Джеймс Риз - Книга теней
Перонетта обладала неограниченным правом входа в покои матери Марии. Она проводила там больше времени, чем в дормитории. Она в любое время могла ускользнуть в ее изящно обставленные комнаты, куда больше никому не позволялось входить (одной мне повезло иметь привилегию пользоваться ее библиотекой), и пропадать там часами; в самый разгар дневной жары она раздевалась почти догола и блаженствовала на холодном каменном подоконнике. А тем временем для всех остальных продолжал действовать заведенный в С*** наистрожайший распорядок, в котором во время летних вакаций допускались очень незначительные послабления.
Не стану с полной уверенностью утверждать, что мать Мария знала о поведении племянницы. Кто-нибудь вполне мог пожаловаться ей на то, что Перонетта отсутствует на церковной службе, на занятиях или отлынивает от чего-то еще. И все-таки следует принимать во внимание, что, хотя со мной настоятельница была крайне добра, в монастыре ее боялись; вернее, сестер пугали ее красота и необыкновенность натуры.
Разумеется, она не могла не заметить, что запасы вина в ее личном погребе убывают, что неподвижный воздух ее покоев хранит свежий запах недавно выкуренных сигар, что некоторые предметы одежды пропадают, и так далее.
Но если она все это и замечала, то не подавала виду, и Перонетта проказничала безнаказанно. Так продолжалось весь конец июля и первые недели августа, и все это время я была постоянной спутницей Перонетты – ведь я считалась ее репетитором. Конечно же, наши занятия были сплошным фарсом.
– Перонетта, – говорила я, – твоя тетушка опасается, что ты можешь отстать в сентябре, когда начнутся регулярные занятия.
– В сентябре? – обычно переспрашивала она. – Господи помилуй… Господи, помилуй нас всех , если я останусь тут до сентября!
И хотя я действительно старалась как могла, по крайней мере поначалу, мне так и не удалось пробудить у нее интерес к учебе. А тем более повлиять на ее поведение. Иногда во время уроков, проходивших, если позволяла погода, в монастырском саду, мне приходило в голову, что я с равным успехом могу обращаться к белке или камню.
К истории душа у нее не лежала. «Ерундовые подвиги людей давно умерших», – заявляла она. Ее мнение об орфографии: «За всю жизнь не написала ни слова, которое не могу выговорить». Математика, по ее отзыву, «создана для купцов», от греческого и латыни у нее «болит голова», а после немецкого «хочется вымыть язык с мылом». Ее письменный французский был сносен, почти хорош, а разговорный – свеж, изящен и правилен, сам звук его ласкал слух.

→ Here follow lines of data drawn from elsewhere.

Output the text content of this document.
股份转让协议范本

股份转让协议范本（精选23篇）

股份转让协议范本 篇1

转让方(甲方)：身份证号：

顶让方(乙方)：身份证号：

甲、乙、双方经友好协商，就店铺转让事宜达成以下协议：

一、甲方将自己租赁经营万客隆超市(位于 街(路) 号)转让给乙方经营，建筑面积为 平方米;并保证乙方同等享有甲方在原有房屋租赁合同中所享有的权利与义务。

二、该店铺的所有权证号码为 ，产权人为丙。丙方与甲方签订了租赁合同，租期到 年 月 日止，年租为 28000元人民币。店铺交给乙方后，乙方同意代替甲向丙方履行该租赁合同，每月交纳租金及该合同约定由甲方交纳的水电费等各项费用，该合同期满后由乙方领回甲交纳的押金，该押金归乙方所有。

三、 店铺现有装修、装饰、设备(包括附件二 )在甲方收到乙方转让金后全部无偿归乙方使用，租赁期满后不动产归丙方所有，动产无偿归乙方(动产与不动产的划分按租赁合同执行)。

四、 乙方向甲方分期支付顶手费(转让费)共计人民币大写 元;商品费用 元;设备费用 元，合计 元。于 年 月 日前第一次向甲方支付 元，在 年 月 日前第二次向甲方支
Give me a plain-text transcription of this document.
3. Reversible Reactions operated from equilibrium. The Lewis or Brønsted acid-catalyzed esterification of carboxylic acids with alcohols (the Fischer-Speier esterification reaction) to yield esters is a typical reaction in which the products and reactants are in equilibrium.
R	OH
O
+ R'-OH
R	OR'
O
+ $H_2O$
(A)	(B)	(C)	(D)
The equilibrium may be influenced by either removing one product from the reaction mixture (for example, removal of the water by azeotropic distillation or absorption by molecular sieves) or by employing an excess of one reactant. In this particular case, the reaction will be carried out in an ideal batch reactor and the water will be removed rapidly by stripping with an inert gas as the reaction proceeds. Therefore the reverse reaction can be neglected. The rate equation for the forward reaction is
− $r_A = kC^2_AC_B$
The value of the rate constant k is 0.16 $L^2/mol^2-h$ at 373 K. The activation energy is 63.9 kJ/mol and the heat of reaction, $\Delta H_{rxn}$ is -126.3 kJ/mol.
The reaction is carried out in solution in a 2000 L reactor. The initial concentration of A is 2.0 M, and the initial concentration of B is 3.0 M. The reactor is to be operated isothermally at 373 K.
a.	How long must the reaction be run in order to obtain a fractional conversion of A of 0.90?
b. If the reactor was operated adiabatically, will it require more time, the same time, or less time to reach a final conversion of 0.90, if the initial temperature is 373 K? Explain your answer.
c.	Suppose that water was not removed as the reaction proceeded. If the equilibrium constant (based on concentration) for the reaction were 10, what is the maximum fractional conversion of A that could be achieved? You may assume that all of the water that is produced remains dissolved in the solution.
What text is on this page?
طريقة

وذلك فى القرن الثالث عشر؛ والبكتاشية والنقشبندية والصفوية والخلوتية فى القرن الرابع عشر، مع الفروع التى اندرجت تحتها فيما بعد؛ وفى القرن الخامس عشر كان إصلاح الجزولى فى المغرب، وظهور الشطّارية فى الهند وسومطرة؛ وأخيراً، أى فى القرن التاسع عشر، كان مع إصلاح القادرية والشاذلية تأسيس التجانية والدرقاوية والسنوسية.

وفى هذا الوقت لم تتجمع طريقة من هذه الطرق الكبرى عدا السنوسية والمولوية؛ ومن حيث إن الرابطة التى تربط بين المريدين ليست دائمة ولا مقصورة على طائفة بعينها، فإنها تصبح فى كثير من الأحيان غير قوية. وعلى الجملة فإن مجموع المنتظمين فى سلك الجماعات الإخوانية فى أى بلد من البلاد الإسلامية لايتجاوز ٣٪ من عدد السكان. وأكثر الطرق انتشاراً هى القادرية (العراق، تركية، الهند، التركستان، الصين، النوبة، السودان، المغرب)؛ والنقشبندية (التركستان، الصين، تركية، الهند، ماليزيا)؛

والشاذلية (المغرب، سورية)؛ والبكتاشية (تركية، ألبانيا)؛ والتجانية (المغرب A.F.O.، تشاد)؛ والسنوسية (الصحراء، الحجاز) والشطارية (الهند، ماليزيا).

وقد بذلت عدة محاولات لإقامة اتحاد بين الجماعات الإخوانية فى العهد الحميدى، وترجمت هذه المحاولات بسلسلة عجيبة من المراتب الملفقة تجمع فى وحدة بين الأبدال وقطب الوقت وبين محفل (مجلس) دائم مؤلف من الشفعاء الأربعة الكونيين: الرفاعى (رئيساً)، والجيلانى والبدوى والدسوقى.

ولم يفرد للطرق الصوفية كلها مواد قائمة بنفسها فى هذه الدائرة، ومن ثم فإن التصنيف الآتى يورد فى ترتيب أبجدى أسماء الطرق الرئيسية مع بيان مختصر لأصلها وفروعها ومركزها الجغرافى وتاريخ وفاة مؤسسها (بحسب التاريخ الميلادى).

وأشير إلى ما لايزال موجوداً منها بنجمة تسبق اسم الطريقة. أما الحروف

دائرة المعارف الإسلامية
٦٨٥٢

Репетиторство продвигалось туго. Посреди занятия она могла сорваться с места и убежать куда-нибудь, куда угодно, предоставив открытую книгу власти стихий. Урок, во время которого мне удавалось завладеть ее вниманием хотя бы на полчаса, можно было рассматривать как невероятный успех, после которого мной овладевало искушение отдохнуть до конца дня. Что более всего удивительно, Перонетте часто удавалось хорошо отвечать экзаменующим ее учителям. Возможно, она слушала более внимательно, чем это могло показаться; возможно, она действительно что-то усваивала. Скорей же всего она ловчила. Как бы там ни было, после таких ее периодических успехов у меня словно камень падал с души, ибо я все время боялась, что за мной снова придут, чтобы отвести к матери-настоятельнице, и та освободит меня от обязанности помогать Перонетте в учебе. Этого, конечно, так и не произошло. А жаль.
Ведь я знала , что Перонетта, задевая других, вызывает раздражение, что ее не любят, завидуют ей. Я знала , что она своенравна, ни с кем не считается, ей на всех наплевать. У нее к этому был талант. И все-таки, раз она выказывала ко мне приязнь, я любила ее.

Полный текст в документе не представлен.